There are three main steps in creating a neural net model: data collection, data manipulation and training of neural net, and visualization.
- Data collection: Most of the deep neural nets in application today fall under the category of supervised learning. For example, we need to show numerous images of cats to a neural net and “tell” the neural net that they are cats or we need to feed numerous positive sentiment sentences (e.g. iPhone X is amazing!) and tell the neural net that these statements have positive sentiment.
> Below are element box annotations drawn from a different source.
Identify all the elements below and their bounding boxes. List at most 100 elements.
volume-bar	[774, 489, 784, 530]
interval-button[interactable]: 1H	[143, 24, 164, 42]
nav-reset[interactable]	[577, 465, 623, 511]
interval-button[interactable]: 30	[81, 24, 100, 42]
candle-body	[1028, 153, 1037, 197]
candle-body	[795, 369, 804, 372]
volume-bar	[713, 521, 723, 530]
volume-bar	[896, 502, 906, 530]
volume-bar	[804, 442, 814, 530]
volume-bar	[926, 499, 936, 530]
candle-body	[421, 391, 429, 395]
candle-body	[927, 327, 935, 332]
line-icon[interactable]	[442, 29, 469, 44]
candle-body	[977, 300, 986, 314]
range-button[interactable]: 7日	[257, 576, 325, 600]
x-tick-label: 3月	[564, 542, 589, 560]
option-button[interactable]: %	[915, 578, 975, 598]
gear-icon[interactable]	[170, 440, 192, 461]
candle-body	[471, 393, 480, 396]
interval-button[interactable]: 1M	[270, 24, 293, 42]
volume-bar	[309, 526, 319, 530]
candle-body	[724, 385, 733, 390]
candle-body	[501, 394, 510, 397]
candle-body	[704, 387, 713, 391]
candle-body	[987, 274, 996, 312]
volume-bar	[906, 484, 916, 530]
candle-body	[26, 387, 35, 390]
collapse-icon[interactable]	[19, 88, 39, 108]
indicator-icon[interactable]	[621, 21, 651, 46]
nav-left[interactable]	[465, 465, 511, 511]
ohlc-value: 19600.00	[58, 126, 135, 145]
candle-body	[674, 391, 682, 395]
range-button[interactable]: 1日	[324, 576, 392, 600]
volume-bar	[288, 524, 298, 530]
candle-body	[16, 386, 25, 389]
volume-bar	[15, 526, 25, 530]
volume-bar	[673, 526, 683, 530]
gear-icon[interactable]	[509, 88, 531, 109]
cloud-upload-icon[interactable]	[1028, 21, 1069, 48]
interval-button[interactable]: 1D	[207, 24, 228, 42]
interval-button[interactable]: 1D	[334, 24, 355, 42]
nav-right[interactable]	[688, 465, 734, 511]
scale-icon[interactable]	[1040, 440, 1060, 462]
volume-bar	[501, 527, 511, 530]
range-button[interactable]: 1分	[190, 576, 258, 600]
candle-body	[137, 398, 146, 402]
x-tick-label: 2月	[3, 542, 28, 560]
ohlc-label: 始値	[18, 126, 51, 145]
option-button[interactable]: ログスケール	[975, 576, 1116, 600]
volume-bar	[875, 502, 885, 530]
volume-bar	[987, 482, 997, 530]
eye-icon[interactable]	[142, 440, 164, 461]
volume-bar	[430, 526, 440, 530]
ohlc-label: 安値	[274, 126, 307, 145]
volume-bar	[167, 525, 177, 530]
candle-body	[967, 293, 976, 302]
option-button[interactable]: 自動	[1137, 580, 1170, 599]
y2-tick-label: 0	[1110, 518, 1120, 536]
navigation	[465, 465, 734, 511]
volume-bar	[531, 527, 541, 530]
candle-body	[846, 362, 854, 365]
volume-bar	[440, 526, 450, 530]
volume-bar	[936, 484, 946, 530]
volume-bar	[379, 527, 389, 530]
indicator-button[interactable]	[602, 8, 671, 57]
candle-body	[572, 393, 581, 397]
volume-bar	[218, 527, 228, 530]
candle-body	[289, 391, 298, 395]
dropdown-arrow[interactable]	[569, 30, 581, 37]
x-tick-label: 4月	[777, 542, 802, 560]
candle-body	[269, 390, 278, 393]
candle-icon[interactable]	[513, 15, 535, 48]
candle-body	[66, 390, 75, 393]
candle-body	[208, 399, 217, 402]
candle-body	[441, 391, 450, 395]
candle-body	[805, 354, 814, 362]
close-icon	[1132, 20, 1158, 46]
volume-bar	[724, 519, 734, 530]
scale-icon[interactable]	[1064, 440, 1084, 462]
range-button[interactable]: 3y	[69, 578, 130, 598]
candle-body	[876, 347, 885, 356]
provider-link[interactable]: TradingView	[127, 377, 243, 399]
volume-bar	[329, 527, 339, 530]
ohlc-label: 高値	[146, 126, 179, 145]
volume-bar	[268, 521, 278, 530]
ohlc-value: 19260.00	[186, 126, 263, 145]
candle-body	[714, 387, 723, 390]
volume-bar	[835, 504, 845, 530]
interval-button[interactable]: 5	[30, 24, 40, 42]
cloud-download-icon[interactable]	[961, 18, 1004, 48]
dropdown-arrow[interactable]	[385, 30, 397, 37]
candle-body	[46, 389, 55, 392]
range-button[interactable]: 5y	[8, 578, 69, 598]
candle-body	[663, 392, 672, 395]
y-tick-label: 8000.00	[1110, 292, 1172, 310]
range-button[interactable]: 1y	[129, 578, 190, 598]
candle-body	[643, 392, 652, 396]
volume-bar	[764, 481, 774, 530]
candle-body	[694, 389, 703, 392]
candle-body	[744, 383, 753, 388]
In order to train neural nets, you guessed it right, we need lots of data! If you’re lucky, you can get cleaned data from the sources I mentioned in my previous article. Otherwise, you will have to scrape the data from different websites and clean the data yourself. The following libraries are helpful to scrape data from websites:
- Requests: This should be the first choice to access the content of a webpage since it is faster.
- Selenium: Use Selenium if requests couldn’t do the job for you. It can be used to automate manual tasks like scrolling down a page or clicking buttons.
- Beautiful Soup 4: Used to extract data from the webpage obtained from Requests or Selenium.
- Scrapy: Most of the data scraping can be done by the above three libraries. Use Scrapy only if you need to perform advanced data scraping.
- Data manipulation and training of neural network: The collected data is usually cleaned and manipulated before feeding it to the neural networks. The following libraries are used for data manipulation and training of neural networks:
- Pandas: Good for data cleaning and manipulation. You can load data from various sources having different formats (txt, excel, json etc.) into different Pandas dataframes. You can then merge these dataframes, remove duplicate entries, handle missing values, visualize data etc.
- Numpy: Used to handle arrays and matrices and to perform mathematical operations on them.
- Scipy: Used for advanced mathematical operations like integration.
- Scikit-learn: Builds on top of Numpy and Scipy to provide machine learning algorithms like regression, classification, clustering etc.
- TensorFlow: Open-source library developed by Google to train deep neural networks.
- Keras: Intuitive interface to build and train deep neural networks using TensorFlow backend.
- h5py: Used to save Keras models.
- Visualization: The final step is to present the results using nice graphs:
- Matplotlib: It is the most widely used library for plotting graphs and visualizing data.
- Seaborn: Builds on top of Matplotlib and provides advanced visualizations.
- Bokeh: Provides interactive visualizations.
It is really simple to install Python libraries using pip. In Python3, it’s just:
pip3 install package-name
You can install the above mentioned libraries in Python3 as follows:
pip3 install requests
pip3 install selenium
pip3 install beautifulsoup4
pip3 install Scrapy
pip3 install pandas
pip3 install numpy
pip3 install scipy
pip3 install scikit-learn
pip3 install tensorflow
pip3 install keras
pip3 install h5py
pip3 install matplotlib
pip3 install seaborn
pip3 install bokeh
The libraries listed in this article are just enough to get you started with machine learning and deep learning. You might need libraries specific to a particular task in advanced projects (e.g. OpenCV for computer vision and NLTK/Gensim for NLP). You can get detailed information about data science libraries at [1, 2] and about scraping libraries here.